Restored by the Turks in 1821 with the addition of a domed room on top for the guards, the panel above the gate bears verses from the Koran praising Allah as the “Opener of Gates”. The gates would open and close with the morning and night call to prayer. The gate now serves as a tourist office.
In the 14th century what is now The Buyuk Hamam stood the church of St George the Latins. Like so many buildings in Europe, the Ottomans kind of repurposed the church into something more useful. In this case a Turkish Bath House. The entry, with the original church door, lies several feet below the street giving a lovely close up view of the ornate carvings. The bath house is still operational so treat yourself to a traditional Turkish experience for a fraction of the cost of a spa treatment. Just check opening hours. The bath is closed on Monday as are most of the museums. There are also designated bathing times for men, women and open tourist bathing.
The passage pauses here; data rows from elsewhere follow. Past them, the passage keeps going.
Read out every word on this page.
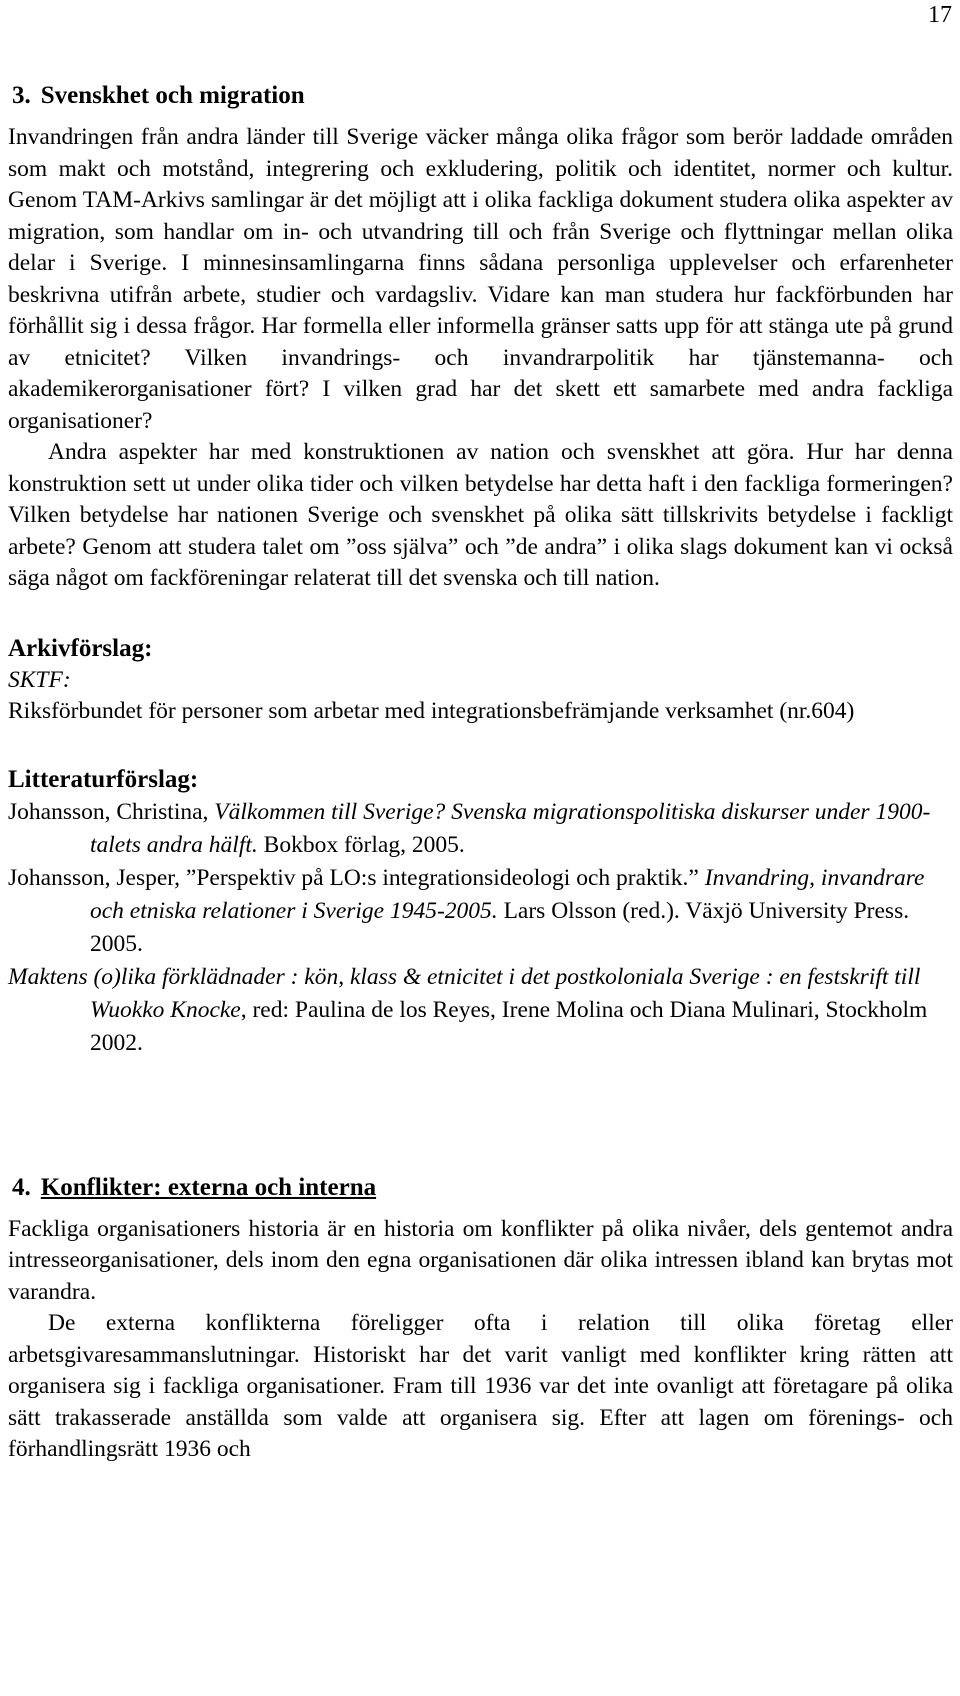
17
3. Svenskhet och migration

Invandringen från andra länder till Sverige väcker många olika frågor som berör laddade områden som makt och motstånd, integrering och exkludering, politik och identitet, normer och kultur. Genom TAM-Arkivs samlingar är det möjligt att i olika fackliga dokument studera olika aspekter av migration, som handlar om in- och utvandring till och från Sverige och flyttningar mellan olika delar i Sverige. I minnesinsamlingarna finns sådana personliga upplevelser och erfarenheter beskrivna utifrån arbete, studier och vardagsliv. Vidare kan man studera hur fackförbunden har förhållit sig i dessa frågor. Har formella eller informella gränser satts upp för att stänga ute på grund av etnicitet? Vilken invandrings- och invandrarpolitik har tjänstemanna- och akademikerorganisationer fört? I vilken grad har det skett ett samarbete med andra fackliga organisationer?

Andra aspekter har med konstruktionen av nation och svenskhet att göra. Hur har denna konstruktion sett ut under olika tider och vilken betydelse har detta haft i den fackliga formeringen? Vilken betydelse har nationen Sverige och svenskhet på olika sätt tillskrivits betydelse i fackligt arbete? Genom att studera talet om ”oss själva” och ”de andra” i olika slags dokument kan vi också säga något om fackföreningar relaterat till det svenska och till nation.

Arkivförslag:

SKTF:

Riksförbundet för personer som arbetar med integrationsbefrämjande verksamhet (nr.604)

Litteraturförslag:

Johansson, Christina, Välkommen till Sverige? Svenska migrationspolitiska diskurser under 1900-talets andra hälft. Bokbox förlag, 2005.

Johansson, Jesper, ”Perspektiv på LO:s integrationsideologi och praktik.” Invandring, invandrare och etniska relationer i Sverige 1945-2005. Lars Olsson (red.). Växjö University Press. 2005.

Maktens (o)lika förklädnader : kön, klass & etnicitet i det postkoloniala Sverige : en festskrift till Wuokko Knocke, red: Paulina de los Reyes, Irene Molina och Diana Mulinari, Stockholm 2002.

4. Konflikter: externa och interna

Fackliga organisationers historia är en historia om konflikter på olika nivåer, dels gentemot andra intresseorganisationer, dels inom den egna organisationen där olika intressen ibland kan brytas mot varandra.

De externa konflikterna föreligger ofta i relation till olika företag eller arbetsgivaresammanslutningar. Historiskt har det varit vanligt med konflikter kring rätten att organisera sig i fackliga organisationer. Fram till 1936 var det inte ovanligt att företagare på olika sätt trakasserade anställda som valde att organisera sig. Efter att lagen om förenings- och förhandlingsrätt 1936 och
Head to the Büyük Han (Great Inn) to experience a wonderful example of a 16th century Caravanserai, a place where travellers and traders during the Ottoman period could find accommodation and stable their horses. The central courtyard was used to socialise and trade goods with fellow travellers. Restored in the 90’s it is again the centre of the Old City, bustling with traditional craft studios, medina style stalls and cafes.
There are many more sights to see in this northern part of the small city. The Venetian column, the Kumarcilar Han (Gamblers’ Inn), the Mevlevi Shrine Museum, The undercover Bazaar, and the Dervish Pasha Museum to name a few. As mentioned, while the city south of the Green Line oozes, charm and atmosphere, the north is loaded with places to visit.
Nicosia offers a wonderful and rare opportunity to visit two countries within one walled city. Even if unification talks do return the country to a united Cyprus and the Green Line eventually comes down, Nicosia’s walled city will long be a contrast of cultures.